東北大学の研究チームが小惑星リュウグウの試料を分析し、太陽の近くでできた粒子が宇宙空間を大移動し、リュウグウの一部を形成していたことを発見しました。太陽系の進化の謎の解明につながると期待されています。

 小惑星リュウグウの試料に含まれる粒子を分析している東北大学のチームが、最新の研究成果を報告しました。

 2021年6月から行った初期分析では、マイナス200℃以下の環境で形成されたとされるリュウグウの試料から、1000℃を超える高温環境でできた粒子が見つかっていました。

 この粒子の組成を詳しく調べたところ、地球から太陽までの距離の10倍に当たる約15億キロ離れた太陽の近くでできたことが判明しました。

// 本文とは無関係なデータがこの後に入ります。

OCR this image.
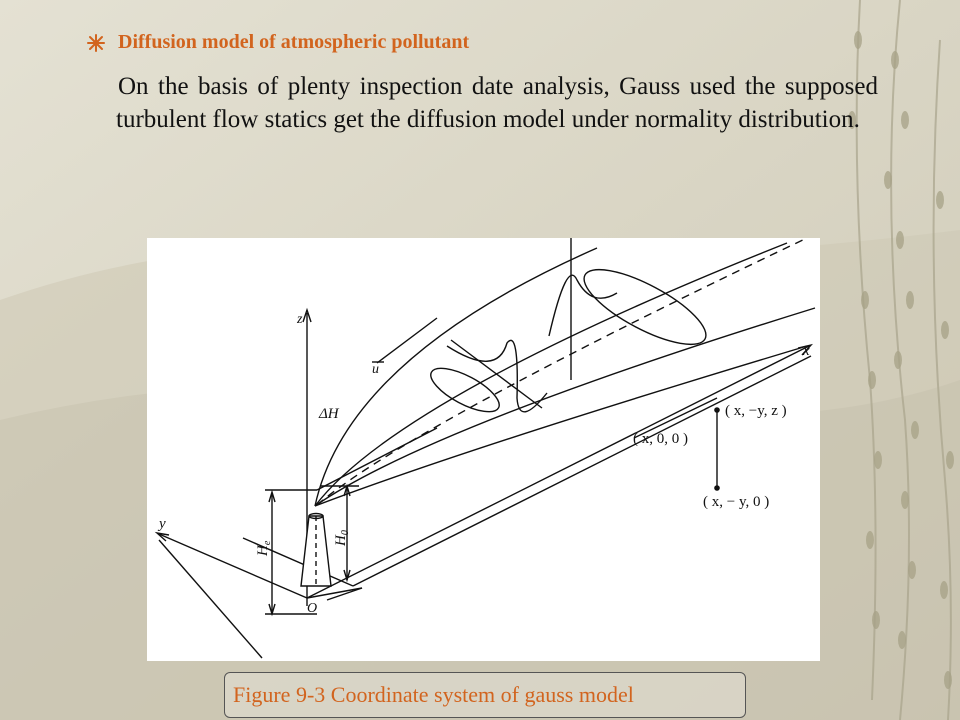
Diffusion model of atmospheric pollutant
On the basis of plenty inspection date analysis, Gauss used the supposed turbulent flow statics get the diffusion model under normality distribution.
z
x
y
O
u
ΔH
$H_e$	$H_0$
( x, −y, z )
( x, 0, 0 )
( x, − y, 0 )
Figure 9-3 Coordinate system of gauss model
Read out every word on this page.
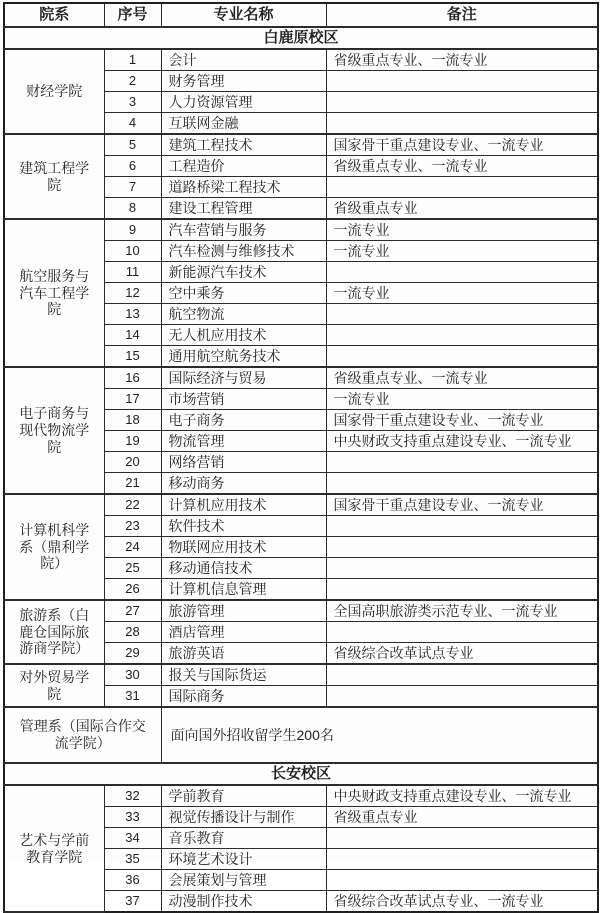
院系	序号	专业名称	备注
白鹿原校区			
财经学院	1	会计	省级重点专业、一流专业
	2	财务管理	
	3	人力资源管理	
	4	互联网金融	
建筑工程学院	5	建筑工程技术	国家骨干重点建设专业、一流专业
	6	工程造价	省级重点专业、一流专业
	7	道路桥梁工程技术	
	8	建设工程管理	省级重点专业
航空服务与汽车工程学院	9	汽车营销与服务	一流专业
	10	汽车检测与维修技术	一流专业
	11	新能源汽车技术	
	12	空中乘务	一流专业
	13	航空物流	
	14	无人机应用技术	
	15	通用航空航务技术	
电子商务与现代物流学院	16	国际经济与贸易	省级重点专业、一流专业
	17	市场营销	一流专业
	18	电子商务	国家骨干重点建设专业、一流专业
	19	物流管理	中央财政支持重点建设专业、一流专业
	20	网络营销	
	21	移动商务	
计算机科学系（鼎利学院）	22	计算机应用技术	国家骨干重点建设专业、一流专业
	23	软件技术	
	24	物联网应用技术	
	25	移动通信技术	
	26	计算机信息管理	
旅游系（白鹿仓国际旅游商学院）	27	旅游管理	全国高职旅游类示范专业、一流专业
	28	酒店管理	
	29	旅游英语	省级综合改革试点专业
对外贸易学院	30	报关与国际货运	
	31	国际商务	
管理系（国际合作交流学院）		面向国外招收留学生200名	
长安校区			
艺术与学前教育学院	32	学前教育	中央财政支持重点建设专业、一流专业
	33	视觉传播设计与制作	省级重点专业
	34	音乐教育	
	35	环境艺术设计	
	36	会展策划与管理	
	37	动漫制作技术	省级综合改革试点专业、一流专业
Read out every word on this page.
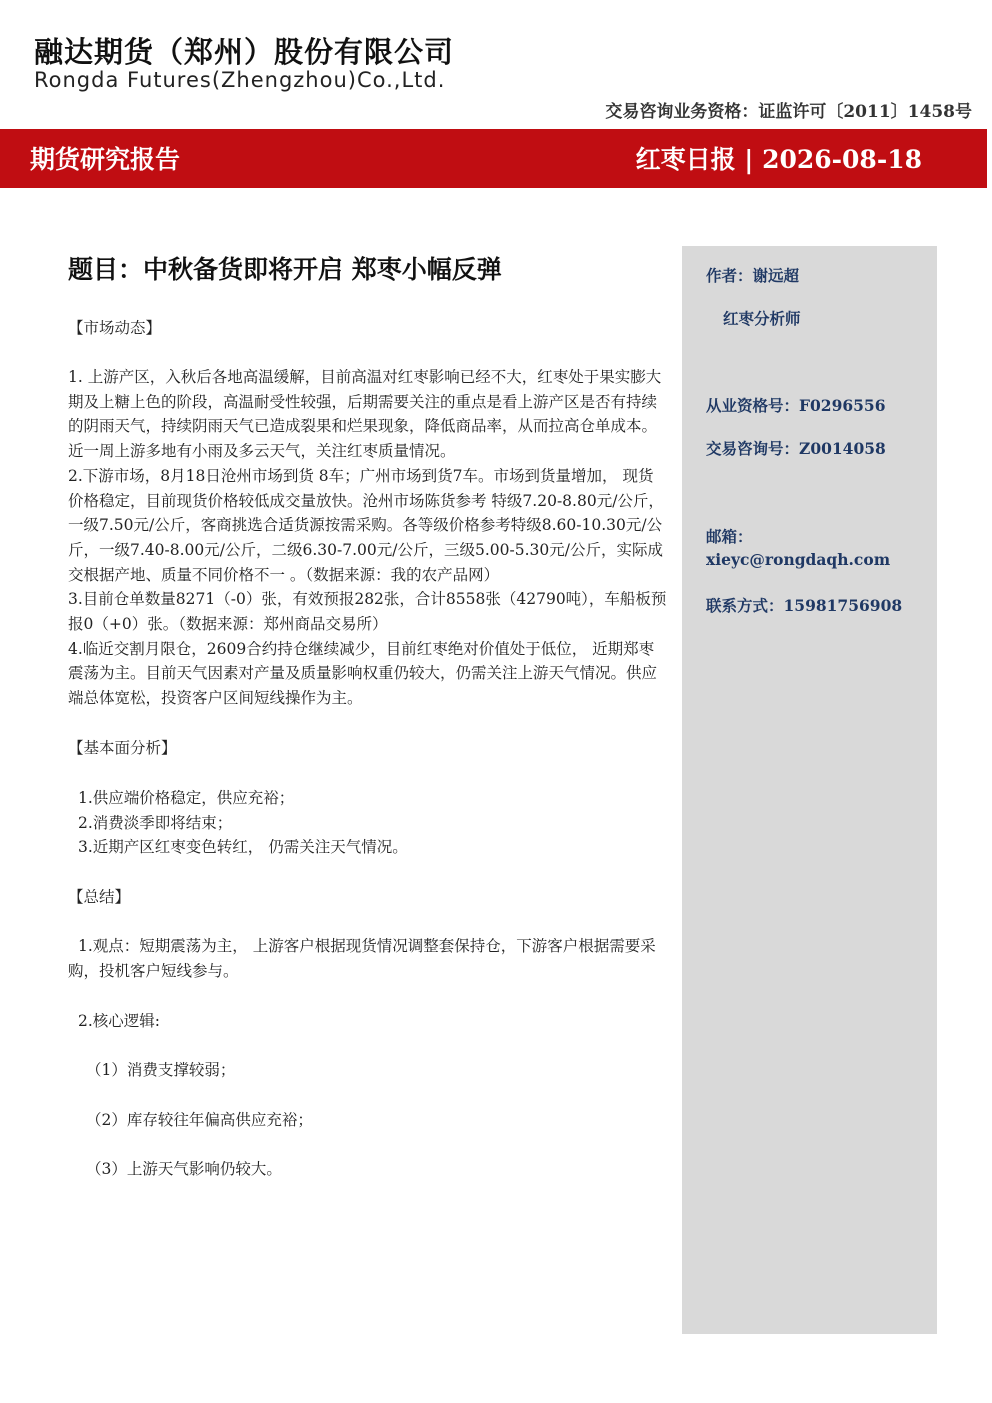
融达期货（郑州）股份有限公司
Rongda Futures(Zhengzhou)Co.,Ltd.
交易咨询业务资格：证监许可〔2011〕1458号
期货研究报告	红枣日报 | 2026-08-18
作者：谢远超
红枣分析师
从业资格号：F0296556
交易咨询号：Z0014058
邮箱：
xieyc@rongdaqh.com
联系方式：15981756908
题目：中秋备货即将开启 郑枣小幅反弹

【市场动态】

1. 上游产区，入秋后各地高温缓解，目前高温对红枣影响已经不大，红枣处于果实膨大期及上糖上色的阶段，高温耐受性较强，后期需要关注的重点是看上游产区是否有持续的阴雨天气，持续阴雨天气已造成裂果和烂果现象，降低商品率，从而拉高仓单成本。近一周上游多地有小雨及多云天气，关注红枣质量情况。

2.下游市场，8月18日沧州市场到货 8车；广州市场到货7车。市场到货量增加， 现货价格稳定，目前现货价格较低成交量放快。沧州市场陈货参考 特级7.20-8.80元/公斤，一级7.50元/公斤，客商挑选合适货源按需采购。各等级价格参考特级8.60-10.30元/公斤，一级7.40-8.00元/公斤，二级6.30-7.00元/公斤，三级5.00-5.30元/公斤，实际成交根据产地、质量不同价格不一 。（数据来源：我的农产品网）

3.目前仓单数量8271（-0）张，有效预报282张，合计8558张（42790吨），车船板预报0（+0）张。（数据来源：郑州商品交易所）

4.临近交割月限仓，2609合约持仓继续减少，目前红枣绝对价值处于低位， 近期郑枣震荡为主。目前天气因素对产量及质量影响权重仍较大，仍需关注上游天气情况。供应端总体宽松，投资客户区间短线操作为主。

【基本面分析】

1.供应端价格稳定，供应充裕；

2.消费淡季即将结束；

3.近期产区红枣变色转红， 仍需关注天气情况。

【总结】

1.观点：短期震荡为主， 上游客户根据现货情况调整套保持仓，下游客户根据需要采购，投机客户短线参与。

2.核心逻辑:

（1）消费支撑较弱；

（2）库存较往年偏高供应充裕；

（3）上游天气影响仍较大。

 太陽は重力が大きいことから付近の粒子が移動することは難しいと考えられていたため、東北大学ではどのようにして粒子が宇宙空間を大移動したのか明らかにしたいとしています。

 東北大学大学院理学研究科中嶋大輔講師「太陽のすごく近くにあった物質が、太陽から遠く離れた領域まで運ばれていったというのがだんだん見えていったので、目標は太陽系の一番最初の状態、原始太陽系円盤の中で何が起きていたかを明らかにすること」

 研究成果は、太陽系の進化の過程や地球の成り立ちの解明につながると期待されていて、16日に世界的な科学誌、ネイチャーコミュニケーションズに掲載されました。